Jan Mertens : C’est une excellente question. Nous aurons besoin de grandes quantités d’électricité renouvelable, ce qui suppose d’en produire localement, mais nous devrons aussi importer des molécules comme l’hydrogène, l’ammoniac et les hydrocarbures renouvelables. Même pour produire sur place de l’électricité renouvelable, nous avons, et aurons encore besoin de nombreux matériaux critiques qui servent à fabriquer les panneaux photovoltaïques, éoliennes, batteries, électrolyseurs, etc. Pour ces métaux également il est donc nécessaire de réfléchir à la manière d’y accéder de façon durable, en tenant compte du contexte géopolitique.

 

L’hydrogène vert est à la fois coûteux, difficile à transporter, et insuffisant pour répondre à tous les besoins. Peut-on malgré tout y croire ?
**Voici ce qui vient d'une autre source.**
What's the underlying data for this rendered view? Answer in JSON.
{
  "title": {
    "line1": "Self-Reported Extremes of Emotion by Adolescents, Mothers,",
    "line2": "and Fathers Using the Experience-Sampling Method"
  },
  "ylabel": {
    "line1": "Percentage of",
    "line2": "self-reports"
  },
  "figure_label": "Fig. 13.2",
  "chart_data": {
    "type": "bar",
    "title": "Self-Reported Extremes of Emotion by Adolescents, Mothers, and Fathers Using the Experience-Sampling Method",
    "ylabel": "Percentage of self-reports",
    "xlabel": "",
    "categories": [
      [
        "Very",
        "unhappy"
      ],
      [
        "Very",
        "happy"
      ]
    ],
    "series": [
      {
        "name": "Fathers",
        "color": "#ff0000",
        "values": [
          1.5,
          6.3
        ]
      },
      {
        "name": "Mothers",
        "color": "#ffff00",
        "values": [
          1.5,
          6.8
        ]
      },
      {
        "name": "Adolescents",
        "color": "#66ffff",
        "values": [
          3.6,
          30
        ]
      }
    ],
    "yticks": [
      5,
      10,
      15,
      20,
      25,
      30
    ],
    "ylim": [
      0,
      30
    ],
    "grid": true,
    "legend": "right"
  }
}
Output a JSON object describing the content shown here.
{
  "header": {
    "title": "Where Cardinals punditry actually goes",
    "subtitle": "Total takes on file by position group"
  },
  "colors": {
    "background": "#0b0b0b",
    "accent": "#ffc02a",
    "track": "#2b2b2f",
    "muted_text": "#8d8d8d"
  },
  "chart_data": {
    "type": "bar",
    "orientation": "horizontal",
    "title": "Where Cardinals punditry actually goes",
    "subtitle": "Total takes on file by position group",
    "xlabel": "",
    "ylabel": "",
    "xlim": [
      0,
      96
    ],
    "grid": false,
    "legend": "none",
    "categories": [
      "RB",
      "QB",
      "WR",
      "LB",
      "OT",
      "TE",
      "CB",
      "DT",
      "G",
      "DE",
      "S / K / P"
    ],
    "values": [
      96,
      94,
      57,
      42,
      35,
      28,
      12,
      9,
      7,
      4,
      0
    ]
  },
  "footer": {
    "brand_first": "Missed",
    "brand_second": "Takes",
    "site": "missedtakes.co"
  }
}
Jan Mertens : Nous croyons en l’hydrogène, pas que comme produit final, mais dans beaucoup de cas plutôt comme intermédiaire. Il ne s’agit pas de le brûler pour produire de l’énergie. On l’utilisera pour fabriquer les hydrocarbures durables : méthanol, méthane, éthylène, plastiques…  

Ce rapport est issu d’un gros travail collectif…

 

Ce rapport est issu d’un gros travail collectif…

Elodie du Fornel : Oui, il a mobilisé plus de 30 experts d’ENGIE : ENGIE Lab CRIGEN, Laborelec, Cylergie, et les équipes de R&I HQ. Nous tenons à tous les remercier et les féliciter pour cette belle collaboration.